- Born: September 11, 1953 (age 71) Jersey City, New Jersey, U.S.
- Occupation: Actor
- Years active: 1954–present

= Eileen Chesis =

American actress (born 1953)

Eileen Chesis (born September 11, 1953) is an American actress who appeared as a child in several American network television series of the 1960s.

==Early years==
Chesis was born in Jersey City, New Jersey, on September 11, 1953. She is the daughter of Murray and Anita Chesis. The family lived in North Bergen, New Jersey, until August 1959, when they moved to Los Angeles. Her father was a sales executive for a company that made office machines. She studied singing, dancing, and dramatics in addition to her regular schoolwork.

Chesis's introduction to performing began when her mother submitted her picture in a beauty contest.
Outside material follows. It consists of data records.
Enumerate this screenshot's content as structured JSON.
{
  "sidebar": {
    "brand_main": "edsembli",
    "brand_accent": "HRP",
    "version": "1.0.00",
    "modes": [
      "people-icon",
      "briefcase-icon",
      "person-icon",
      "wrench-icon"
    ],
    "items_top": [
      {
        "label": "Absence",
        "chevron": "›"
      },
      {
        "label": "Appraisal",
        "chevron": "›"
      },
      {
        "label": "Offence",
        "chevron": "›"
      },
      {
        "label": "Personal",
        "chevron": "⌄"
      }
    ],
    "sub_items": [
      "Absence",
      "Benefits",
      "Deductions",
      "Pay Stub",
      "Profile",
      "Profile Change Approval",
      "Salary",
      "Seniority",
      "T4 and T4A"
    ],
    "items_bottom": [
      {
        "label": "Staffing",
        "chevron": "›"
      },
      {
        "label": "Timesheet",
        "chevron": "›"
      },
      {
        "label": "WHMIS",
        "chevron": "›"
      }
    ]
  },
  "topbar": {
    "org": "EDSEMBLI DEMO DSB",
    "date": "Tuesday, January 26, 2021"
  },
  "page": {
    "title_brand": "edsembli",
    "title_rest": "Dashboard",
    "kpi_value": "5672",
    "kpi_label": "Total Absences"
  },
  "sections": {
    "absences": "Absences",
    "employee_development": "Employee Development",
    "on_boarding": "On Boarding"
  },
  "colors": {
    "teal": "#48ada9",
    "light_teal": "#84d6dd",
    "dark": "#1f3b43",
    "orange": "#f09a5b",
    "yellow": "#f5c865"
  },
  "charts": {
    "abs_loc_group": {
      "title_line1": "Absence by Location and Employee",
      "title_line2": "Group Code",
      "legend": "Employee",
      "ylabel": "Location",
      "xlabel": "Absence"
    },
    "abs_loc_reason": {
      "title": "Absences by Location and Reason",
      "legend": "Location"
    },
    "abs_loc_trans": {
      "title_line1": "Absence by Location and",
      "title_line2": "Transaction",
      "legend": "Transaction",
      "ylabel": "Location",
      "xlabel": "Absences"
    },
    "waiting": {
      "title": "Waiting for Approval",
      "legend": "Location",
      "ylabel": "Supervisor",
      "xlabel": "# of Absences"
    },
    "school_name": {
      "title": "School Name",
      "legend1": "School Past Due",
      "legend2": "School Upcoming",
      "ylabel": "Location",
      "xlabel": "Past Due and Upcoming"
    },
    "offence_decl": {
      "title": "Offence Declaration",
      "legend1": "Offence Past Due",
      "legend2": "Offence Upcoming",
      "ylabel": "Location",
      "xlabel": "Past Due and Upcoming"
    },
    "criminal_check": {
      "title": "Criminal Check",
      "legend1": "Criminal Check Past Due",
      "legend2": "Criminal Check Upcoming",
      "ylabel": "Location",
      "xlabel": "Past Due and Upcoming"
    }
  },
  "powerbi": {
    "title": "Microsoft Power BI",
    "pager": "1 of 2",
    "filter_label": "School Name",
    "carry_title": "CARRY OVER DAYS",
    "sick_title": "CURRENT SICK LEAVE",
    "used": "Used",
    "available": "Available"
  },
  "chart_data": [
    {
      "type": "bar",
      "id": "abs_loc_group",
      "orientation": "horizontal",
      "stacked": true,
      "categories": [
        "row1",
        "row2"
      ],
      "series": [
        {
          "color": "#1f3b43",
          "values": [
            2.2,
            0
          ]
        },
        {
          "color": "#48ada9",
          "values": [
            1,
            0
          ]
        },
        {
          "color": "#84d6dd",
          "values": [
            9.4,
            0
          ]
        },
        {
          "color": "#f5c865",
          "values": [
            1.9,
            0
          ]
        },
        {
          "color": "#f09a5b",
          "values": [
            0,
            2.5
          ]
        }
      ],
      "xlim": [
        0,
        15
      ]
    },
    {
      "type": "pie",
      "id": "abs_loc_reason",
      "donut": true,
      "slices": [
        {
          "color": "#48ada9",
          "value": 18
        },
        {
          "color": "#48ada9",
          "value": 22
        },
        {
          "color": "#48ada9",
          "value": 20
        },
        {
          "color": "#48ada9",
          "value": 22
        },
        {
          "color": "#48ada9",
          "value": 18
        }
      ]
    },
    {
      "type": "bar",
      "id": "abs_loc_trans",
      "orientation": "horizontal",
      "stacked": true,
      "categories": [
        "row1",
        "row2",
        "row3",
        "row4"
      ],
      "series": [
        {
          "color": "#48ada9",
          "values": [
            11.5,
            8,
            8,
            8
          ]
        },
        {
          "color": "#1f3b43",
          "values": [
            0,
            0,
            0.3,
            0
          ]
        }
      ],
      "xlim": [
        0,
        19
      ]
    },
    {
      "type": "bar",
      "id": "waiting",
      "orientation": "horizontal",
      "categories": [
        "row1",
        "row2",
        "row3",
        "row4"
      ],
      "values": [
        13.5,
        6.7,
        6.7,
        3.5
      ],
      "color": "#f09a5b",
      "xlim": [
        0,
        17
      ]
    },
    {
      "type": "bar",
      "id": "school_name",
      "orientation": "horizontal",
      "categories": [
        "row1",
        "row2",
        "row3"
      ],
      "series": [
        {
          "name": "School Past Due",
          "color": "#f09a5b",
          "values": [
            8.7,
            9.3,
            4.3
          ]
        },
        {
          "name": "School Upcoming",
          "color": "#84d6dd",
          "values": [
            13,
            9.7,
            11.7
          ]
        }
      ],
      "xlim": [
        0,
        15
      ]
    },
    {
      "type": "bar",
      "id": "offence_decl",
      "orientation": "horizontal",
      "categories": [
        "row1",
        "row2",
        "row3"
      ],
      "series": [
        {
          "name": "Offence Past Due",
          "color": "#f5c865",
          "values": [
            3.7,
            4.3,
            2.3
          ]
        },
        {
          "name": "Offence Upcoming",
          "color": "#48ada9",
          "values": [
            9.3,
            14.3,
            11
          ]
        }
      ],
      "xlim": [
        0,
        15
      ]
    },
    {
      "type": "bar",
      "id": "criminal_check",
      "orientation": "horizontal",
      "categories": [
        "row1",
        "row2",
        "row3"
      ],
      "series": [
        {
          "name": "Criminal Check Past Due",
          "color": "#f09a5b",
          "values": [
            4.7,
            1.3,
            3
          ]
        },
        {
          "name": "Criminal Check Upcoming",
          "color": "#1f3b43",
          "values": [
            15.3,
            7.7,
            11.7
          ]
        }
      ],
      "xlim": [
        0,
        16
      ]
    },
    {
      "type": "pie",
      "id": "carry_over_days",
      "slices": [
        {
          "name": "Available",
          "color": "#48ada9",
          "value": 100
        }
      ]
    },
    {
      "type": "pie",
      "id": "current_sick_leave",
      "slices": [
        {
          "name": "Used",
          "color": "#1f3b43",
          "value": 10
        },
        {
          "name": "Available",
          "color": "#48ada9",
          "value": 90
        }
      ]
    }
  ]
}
The photograph caught the attention of a model agent, and by March 1960 she had made 30 filmed commercials in addition to working in commercials on live television.

== Television career ==
Chesis portrayed Cissy Porter, one of the daughters in the sitcom The Tom Ewell Show in 1960-1961. Her other television work as a child consisted of appearances in Lassie, in the crime-drama The Detectives, in the medical-drama The Eleventh Hour, and in the western Destry — she also appeared (as two different characters) in two different episodes of Bonanza (1962-1963).

Her only television work as an adult was in 1975, where she played Nancy in the live-action super-hero series The Secrets of Isis.

== Film ==
On September 11, 1959, Chesis's parents signed a five-year contract with a producer, with her first film to be Tall Story.